Cela est d’autant plus regrettable que ce faux-pas valide les élucubrations insensées de la juge Isabelle Prévost-Desprez qui s’épanche, dans le livre à scandale de Gérard Davet et Fabrice Lhomme, sur les dessous de l’affaire Bettencourt. Même un vieux compagnon d’armes d’Edwy Plenel en matière d’investigation musclée, Hervé Gattegno estime que cette juge s’est conduite, en l’occurrence, comme la pire des concierges qui n’a rien vu, mais qui sait tout par ouï-dire.

Mais ce n’est pas tout.

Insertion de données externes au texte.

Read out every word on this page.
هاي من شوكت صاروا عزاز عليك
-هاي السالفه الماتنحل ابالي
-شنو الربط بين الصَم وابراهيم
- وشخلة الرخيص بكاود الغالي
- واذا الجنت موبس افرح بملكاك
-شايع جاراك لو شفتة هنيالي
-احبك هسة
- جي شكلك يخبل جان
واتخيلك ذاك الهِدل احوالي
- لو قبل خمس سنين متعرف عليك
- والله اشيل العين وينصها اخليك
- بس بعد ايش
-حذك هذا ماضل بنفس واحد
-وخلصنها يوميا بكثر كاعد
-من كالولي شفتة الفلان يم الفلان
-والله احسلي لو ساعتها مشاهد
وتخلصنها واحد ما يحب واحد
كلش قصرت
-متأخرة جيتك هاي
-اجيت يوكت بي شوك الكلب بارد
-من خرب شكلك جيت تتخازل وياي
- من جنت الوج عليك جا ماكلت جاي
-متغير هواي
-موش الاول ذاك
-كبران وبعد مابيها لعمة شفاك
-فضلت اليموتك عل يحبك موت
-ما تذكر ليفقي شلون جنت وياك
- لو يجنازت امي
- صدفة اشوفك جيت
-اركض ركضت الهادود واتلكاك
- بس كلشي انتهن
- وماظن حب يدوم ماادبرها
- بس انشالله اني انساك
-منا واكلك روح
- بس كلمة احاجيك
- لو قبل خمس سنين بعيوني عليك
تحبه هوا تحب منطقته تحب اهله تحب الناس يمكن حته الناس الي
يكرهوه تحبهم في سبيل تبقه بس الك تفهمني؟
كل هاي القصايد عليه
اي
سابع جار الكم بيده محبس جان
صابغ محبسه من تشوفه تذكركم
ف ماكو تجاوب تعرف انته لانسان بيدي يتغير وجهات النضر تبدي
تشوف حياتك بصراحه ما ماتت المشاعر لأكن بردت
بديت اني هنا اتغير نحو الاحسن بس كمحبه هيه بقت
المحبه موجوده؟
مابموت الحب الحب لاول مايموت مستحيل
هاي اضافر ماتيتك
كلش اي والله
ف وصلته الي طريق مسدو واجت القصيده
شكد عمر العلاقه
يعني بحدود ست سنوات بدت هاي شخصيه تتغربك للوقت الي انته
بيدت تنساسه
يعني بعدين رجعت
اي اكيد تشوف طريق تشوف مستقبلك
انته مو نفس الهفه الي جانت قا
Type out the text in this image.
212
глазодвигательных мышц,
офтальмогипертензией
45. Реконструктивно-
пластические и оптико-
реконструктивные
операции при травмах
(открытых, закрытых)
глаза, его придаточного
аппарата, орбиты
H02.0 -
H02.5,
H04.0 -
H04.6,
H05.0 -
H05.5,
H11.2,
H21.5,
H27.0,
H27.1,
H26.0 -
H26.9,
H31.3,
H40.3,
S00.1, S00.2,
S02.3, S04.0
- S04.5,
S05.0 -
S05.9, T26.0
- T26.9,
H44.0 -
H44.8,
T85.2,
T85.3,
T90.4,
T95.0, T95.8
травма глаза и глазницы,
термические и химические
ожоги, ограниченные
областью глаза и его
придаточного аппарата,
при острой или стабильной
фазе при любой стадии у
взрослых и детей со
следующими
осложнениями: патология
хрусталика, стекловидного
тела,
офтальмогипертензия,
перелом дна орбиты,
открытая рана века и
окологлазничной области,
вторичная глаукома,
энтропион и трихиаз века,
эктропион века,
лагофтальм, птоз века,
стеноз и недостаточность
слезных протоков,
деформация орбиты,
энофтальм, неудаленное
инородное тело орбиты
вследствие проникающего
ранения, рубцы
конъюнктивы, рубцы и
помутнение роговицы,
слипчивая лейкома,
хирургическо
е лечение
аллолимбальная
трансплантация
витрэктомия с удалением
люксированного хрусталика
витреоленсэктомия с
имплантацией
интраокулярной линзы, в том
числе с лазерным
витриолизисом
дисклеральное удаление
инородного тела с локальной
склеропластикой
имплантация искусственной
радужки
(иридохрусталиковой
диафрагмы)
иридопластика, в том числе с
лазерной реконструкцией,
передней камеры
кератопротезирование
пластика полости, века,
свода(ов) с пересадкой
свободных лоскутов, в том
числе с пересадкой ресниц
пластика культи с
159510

La semaine prochaine, Jean-Noël Guérini, président du conseil général des Bouches-du-Rhône devrait être mis en examen pour divers délits allant de la prise d’illégales d’intérêts à l’association de malfaiteurs dans le cadre de ses fonctions électives. Pour le coup, le ventilateur à matière fécale va s’orienter du côté gauche, éclaboussant la plupart des candidats à la primaire socialiste. Ces derniers, à l’exception notable d’Arnaud Montebourg, ont tous, à un moment ou à un autre de leur parcours politique, bénéficié des faveurs du patron des socialistes rhodanibucaux. Cette fédération du parti est mûre comme un furoncle : le pus ne demande qu’à sortir…

Si l’on ajoute à cela le prochain retour de DSK, et la vindicte de son épouse pour tous ceux qui ont « manqué » à l’ex-directeur du FMI, nous voilà partis pour un automne de rêve.